Me thinks that if the natural gas pipeline that will run from Dar es Salaam to Mombasa happens, it will be a game changer in our efforts to deliver cheap electricity to our people.
As we all know, fuel oil power plans are obliged by law to convert from expensive oil to cheaper natural gas as soon as it is available. Just look at your electricity bill and you will see how much fuel levy you pay and the weight it has on the total. Within Mombasa region alone, we have a total of five power stations that will be obliged to do a fuel-for-natural-gas swap.
The power plants are Kipevu 1, Kipevu 11, Kipevu 111 Kipevu GT unit 1 and 2, and Rabai. In total these plants have an installed capacity of 429.5 megawatts (MW).
The economic benefits for Kenya will be huge. Based on current prices, the estimate is that the electricity consumer in Kenya could save up to Sh 10 billion per year.
Secondly, it will open an opportunity for the standard gauge railway (SGR) to convert to natural gas. Thirdly, natural gas will have huge implications on the viability and profitability of heavy users of power such as cement plants and manufacturers of steel and glass.
Fourthly, conversion from natural gas to fuel will contribute a great deal to reduction of carbon dioxide emissions. For Tanzania, the proposed pipeline will allow the country to earn hundreds of millions of US dollars in natural gas exports and in wheeling charges to Kenya.
Indeed, the project has major implications for Tanzania’s ambition to emerge as a leading exporter of natural gas, with Kenya as the biggest single market.
Me thinks that we are going to see countries approaching economic integration differently.
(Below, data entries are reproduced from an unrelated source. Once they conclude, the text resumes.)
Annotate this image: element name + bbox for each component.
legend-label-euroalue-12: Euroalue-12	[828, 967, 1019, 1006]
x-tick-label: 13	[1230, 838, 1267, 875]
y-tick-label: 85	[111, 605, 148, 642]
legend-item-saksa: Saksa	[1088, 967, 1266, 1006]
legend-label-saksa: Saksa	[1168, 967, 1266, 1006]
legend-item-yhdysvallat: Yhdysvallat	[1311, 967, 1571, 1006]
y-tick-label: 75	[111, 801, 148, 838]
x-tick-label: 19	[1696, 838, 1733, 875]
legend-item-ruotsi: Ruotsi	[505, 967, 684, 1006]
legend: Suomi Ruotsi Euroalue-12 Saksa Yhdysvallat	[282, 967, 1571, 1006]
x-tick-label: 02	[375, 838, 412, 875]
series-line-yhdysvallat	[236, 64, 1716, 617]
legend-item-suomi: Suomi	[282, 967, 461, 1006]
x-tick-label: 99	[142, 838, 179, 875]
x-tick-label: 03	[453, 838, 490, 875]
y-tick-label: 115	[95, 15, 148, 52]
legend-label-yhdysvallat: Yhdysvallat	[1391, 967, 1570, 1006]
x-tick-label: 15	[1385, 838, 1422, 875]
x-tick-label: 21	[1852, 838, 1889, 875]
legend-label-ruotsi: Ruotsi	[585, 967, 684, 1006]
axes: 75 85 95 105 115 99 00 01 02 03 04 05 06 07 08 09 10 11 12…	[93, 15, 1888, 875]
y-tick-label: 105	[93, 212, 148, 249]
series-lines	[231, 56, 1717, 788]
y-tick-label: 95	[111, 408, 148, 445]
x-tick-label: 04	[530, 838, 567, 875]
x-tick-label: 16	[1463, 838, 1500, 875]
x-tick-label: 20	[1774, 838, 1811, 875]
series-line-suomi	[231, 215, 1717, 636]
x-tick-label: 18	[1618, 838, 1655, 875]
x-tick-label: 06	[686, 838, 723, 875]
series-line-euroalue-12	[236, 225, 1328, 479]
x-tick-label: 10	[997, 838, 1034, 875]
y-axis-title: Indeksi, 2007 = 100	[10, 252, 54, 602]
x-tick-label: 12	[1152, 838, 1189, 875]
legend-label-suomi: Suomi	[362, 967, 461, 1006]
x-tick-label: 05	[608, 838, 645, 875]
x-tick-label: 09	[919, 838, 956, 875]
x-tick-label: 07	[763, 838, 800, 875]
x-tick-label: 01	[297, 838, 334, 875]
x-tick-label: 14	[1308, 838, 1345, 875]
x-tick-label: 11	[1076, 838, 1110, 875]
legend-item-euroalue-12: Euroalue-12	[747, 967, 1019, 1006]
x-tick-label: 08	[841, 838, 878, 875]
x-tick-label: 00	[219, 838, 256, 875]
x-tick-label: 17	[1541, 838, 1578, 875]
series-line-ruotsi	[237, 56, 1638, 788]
More and more, we will be seeing willing neighbours signing memoranda of understanding (MoUs), agreeing to come together to build oil pipelines, railways lines, and power transmission lines to connect their economies.
In future, economic integration will be about shared infrastructure projects rather than trade alone. Call me a cynic if you like, but the journey of integrating the economies of the region through trade has been inordinately slow.
Our integration model adopted the European Union’s that put emphasis on trade liberalisation: a customs union, a common external tariff and a common market protocol.
We have been negotiating a monetary union, including a common currency, for decades. That whole process has been under the stewardship of the Arusha-based supra-national bureaucracy known as the East African Community (EAC) headquarters.
We have had a Customs Union protocol since 2005. More than 17 years later we don’t even have a common customs administration. Instead what we see is proliferation of all types of non-tariff barriers — police roadblocks, multiple clearance forms, weighbridges and border controls.
Way back in July 2010, partner states of the EAC agreed to a fully-fledged common market protocol that came with hopes of free movement of labour, services, capital and right of establishment.
Yet experience has shown that members are still reluctant to surrender sovereignty, especially when it comes to immigration, land, labour and right of establishment.
And, the trends and signs you see today are of a bureaucracy in Arusha that is gradually losing capacity and influence to mediate between partner states whenever disputes arise.
Within governments of the partner states, interest and the importance Arusha and its institutions are heled appear to be waning, going by the number of times scheduled meetings of the Summit — EAC’s main policy-making body — are postponed. It is no wonder Igad, a much younger economic group, has recently held more regular summits of heads of state than the EAC.